Se esse desejo de reexaminar a questão - que surgiu da cabeça de alguns ministros que mudaram de ideia e passaram a cogitar da questão voltar a ser discutida - está esperando desde outubro de 2016, nada impede que espere até depois das próximas eleições.
Não estamos entre os membros do fã clube da ministra Cármen Lúcia, nem pretendemos estar, mas desta vez há coerência na decisão dela de não pautar a questão.
Grave seria se a questão estivesse pautada e após a condenação de Lula ela decidisse adiar 'sine die' o exame da matéria.
Não está pautada e não existe nenhum fato relevante que justifique a entrada da matéria em pauta.
O Supremo Tribunal Federal precisa confiar mais no que decide e uma matéria decide pelo Plenário, em sua composição total, só deve ser revista diante de um fato de grande relevância - o que não ocorre.] 
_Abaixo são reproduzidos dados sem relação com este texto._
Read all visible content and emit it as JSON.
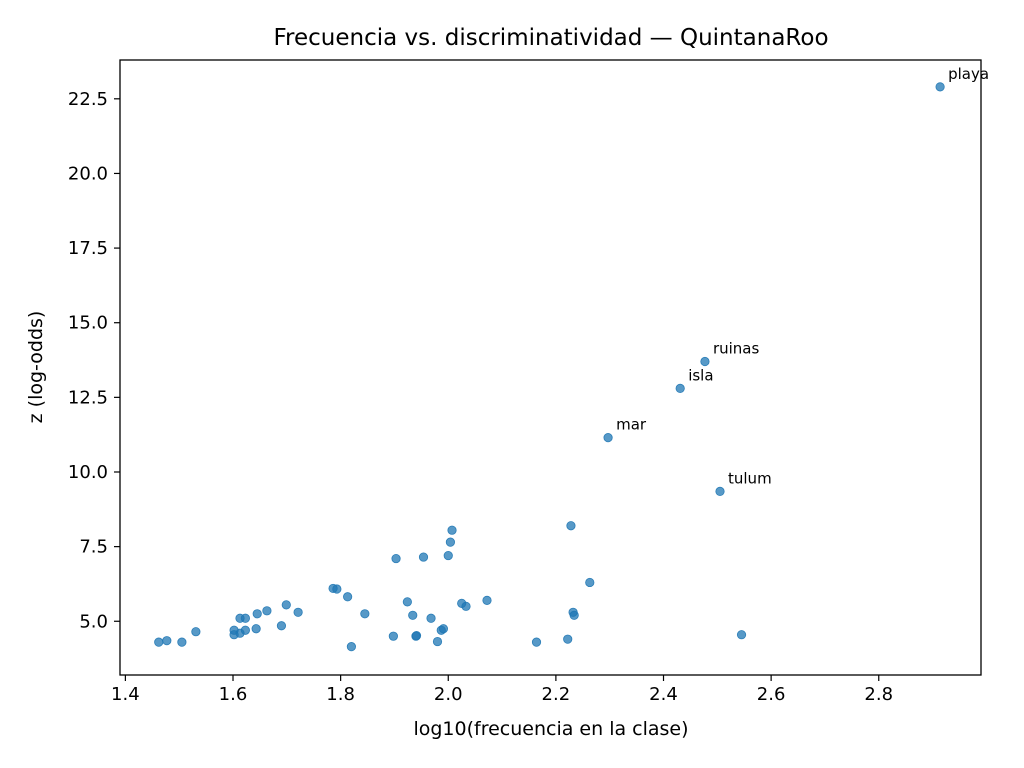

Só o ministro Marco Aurélio é relator de duas ações que levarão o tribunal a reexaminar a questão. Ao falar o que falou em jantar com jornalistas, a ministra Cármen Lúcia cria, queira ou não, um óbvio constrangimento ao colega. Se ele decide pautar o assunto, parece que está buscando privilegiar Lula. E privilegiar por quê? Porque se especula que uma segunda votação do tema pode levar a resultado diferente.  Só para lembrar: a decisão do STF em curso não obriga a segunda instância a prender. Ela permite que se prenda. No caso, o TRF-4 já afirmou anunciou que, esgotados os recursos, quer o ex-presidente da cadeia. Se Cármen Lúcia quer evitar a politização do tema, deve ser ela a primeira a seguir o próprio conselho. [a decisão de outubro 2016 contraria Cláusula Pétrea da Constituição Federal; mas, o Supremo Tribunal Federal, costuma tomar decisões que contrariam a Constituição escrita, fica a impressão que o Supremo tem acesso a uma Constituição virtual para certas decisões - caso do Teori Zavascki quando criou a pena de SUSPENSÃO DE MANDATO PARLAMENTAR e também a recente decisão retroagindo a Lei da Ficha Limpa - aplicar Lei penal com efeito retroativo prejudicando o réu também viola Cláusula Pétrea.]

Para encerrar: ainda que o STF não reexamine a questão ou que venha a fazê-lo, confirmando o atual entendimento, que fere a Constituição, nada impede um ministro de conceder um habeas corpus a um condenado em segunda instância que esteja preso, em fase de execução da pena. A razão é simples: como a Constituição diz que ele ainda não é culpado, cabe, pois, o habeas corpus. Isso, por si, evidencia quão exótica é aquela decisão.